Figure 11. Simulated absorption spectra of the optimal structure by using the traditional method and ML techniques.

4. Conclusions

This study simulates and investigates a broadband metamaterial absorber integrated with vanadium dioxide operating in the THz regime. The simulation results demonstrate a wide absorption bandwidth of 8.23 THz (spanning from 5.08 to 13.31 THz), with the capability to modulate absorption from 3% to 98.74% by varying the conductivity of the VO2 layer. Specifically, at a conductivity of 200,000 S/m, two magnetic resonance peaks emerge at 6.1 and 11.91 THz, satisfying the impedance matching condition with the free space and enabling a broadband absorption within the operating frequency range. In addition to structural design, this paper confirmed the efficacy of applying ML to accelerate the design process. Among the three algorithms investigated, RF demonstrated superior performance by accurately capturing complex non-linear relationships that Linear Regression failed to address. The machine learning algorithm not only provided predictions closely aligned with the simulation results but also optimized the structural parameters more effectively than manual tuning methods, resulting in a 9.4% improvement in the absorption bandwidth.

Author Contributions

N.P.V. and B.X.K. conceived the idea. The electromagnetic simulation and calculation were carried out by B.S.T., H.D.T., L.Y., N.H.A. and N.P.H. N.P.V., L.C. and V.D.L. analyzed and wrote the article.

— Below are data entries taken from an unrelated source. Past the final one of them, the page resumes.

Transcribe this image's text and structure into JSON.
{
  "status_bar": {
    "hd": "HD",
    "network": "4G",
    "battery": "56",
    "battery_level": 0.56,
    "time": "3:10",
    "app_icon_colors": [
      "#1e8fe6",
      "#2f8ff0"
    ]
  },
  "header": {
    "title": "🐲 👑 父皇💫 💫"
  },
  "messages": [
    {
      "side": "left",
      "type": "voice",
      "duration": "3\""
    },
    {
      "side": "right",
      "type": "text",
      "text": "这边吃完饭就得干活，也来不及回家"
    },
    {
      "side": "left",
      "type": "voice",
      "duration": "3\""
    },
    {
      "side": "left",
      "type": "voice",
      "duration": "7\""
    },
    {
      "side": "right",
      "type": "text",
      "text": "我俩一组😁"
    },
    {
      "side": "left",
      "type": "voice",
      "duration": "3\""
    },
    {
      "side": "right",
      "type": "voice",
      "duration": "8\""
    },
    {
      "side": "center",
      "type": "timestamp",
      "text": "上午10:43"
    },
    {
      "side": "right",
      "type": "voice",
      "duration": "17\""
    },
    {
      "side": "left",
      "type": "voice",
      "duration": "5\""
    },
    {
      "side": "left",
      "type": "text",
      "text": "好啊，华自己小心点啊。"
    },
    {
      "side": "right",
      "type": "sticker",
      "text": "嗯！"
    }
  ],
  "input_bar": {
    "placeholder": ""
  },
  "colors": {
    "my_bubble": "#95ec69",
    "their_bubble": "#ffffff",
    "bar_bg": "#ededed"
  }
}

Y.L. reviewed and supervised the article. All of the authors discussed and commented on the manuscript. All authors have read and agreed to the published version of the manuscript.

Funding

This research was funded by Royal Society IES/R1/251098, VAST (NCXS02.01/26-27), and by the Shanghai Science and Technology Commission under grant #24110714600.

Data Availability Statement

The data presented in this paper is available upon request from the corresponding author.

Conflicts of Interest

The authors declare no conflicts of interest.